Romney, unlike his competition, has been consistently around 25%-30% in the polls. He doesn't excite anybody, doesn't color outside the lines and doesn't put the fear of God into most people imagining his finger near the button. He's the most presentable of the bunch, the guy you introduce to your parents, the management consultant who can repackage conventional Republicanism (Ronald Reagan! Private enterprise! No illegals! No nukes for Iran! No apologies!) into a sufficiently palatable mush.
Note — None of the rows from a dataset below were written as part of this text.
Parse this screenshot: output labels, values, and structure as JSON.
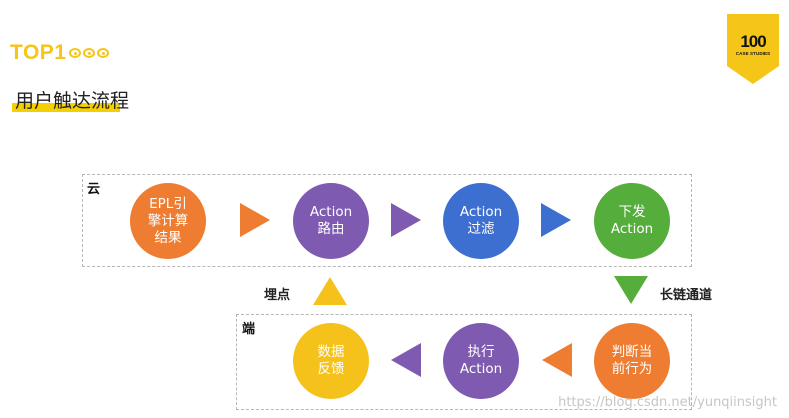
{
  "header": {
    "logo_text": "TOP1",
    "badge_number": "100",
    "badge_caption": "CASE STUDIES",
    "title": "用户触达流程"
  },
  "regions": {
    "cloud_label": "云",
    "client_label": "端"
  },
  "nodes": {
    "epl": {
      "label": "EPL引\n擎计算\n结果",
      "color": "#ee7d31"
    },
    "action_route": {
      "label": "Action\n路由",
      "color": "#7e5ab0"
    },
    "action_filter": {
      "label": "Action\n过滤",
      "color": "#3d6fd1"
    },
    "dispatch": {
      "label": "下发\nAction",
      "color": "#55ad3b"
    },
    "judge": {
      "label": "判断当\n前行为",
      "color": "#ee7d31"
    },
    "execute": {
      "label": "执行\nAction",
      "color": "#7e5ab0"
    },
    "data_feedback": {
      "label": "数据\n反馈",
      "color": "#f5c21c"
    }
  },
  "connectors": {
    "embed_label": "埋点",
    "long_link_label": "长链通道"
  },
  "colors": {
    "orange": "#ee7d31",
    "purple": "#7e5ab0",
    "blue": "#3d6fd1",
    "green": "#55ad3b",
    "yellow": "#f5c21c",
    "brand_yellow": "#f5c518"
  },
  "watermark": "https://blog.csdn.net/yunqiinsight"
}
This may be enough to help Romney survive against three competitors who are more excitable. But it also sets up one whale of a paradox: After 39 months of consistent public hostility to bailout economics, after the rise of the tea party movement, after town-hall opposition to "Obama care," after the long-shot Scott Brown win in Massachusetts, after the 2010 limited-government resurgence in the House of Representatives ... after all of these unmistakable signs of public -- let alone Republican -- sentiment, the alleged party of limited government may be on the verge of nominating someone who is running to President Barack Obama's left on Medicare, who helped pave the way for the Obama policy Republicans hate most and who has no real plan for cutting the biggest growth items in the federal budget.
That's why you can't count out the competition just yet. Paul may have disappointed supporters with his third-place finish Tuesday, but he more than doubled his vote over 2008, while Romney stood still. If the last four years has taught us anything, it's that politics is even weirder -- and more unpredictable -- than it looks.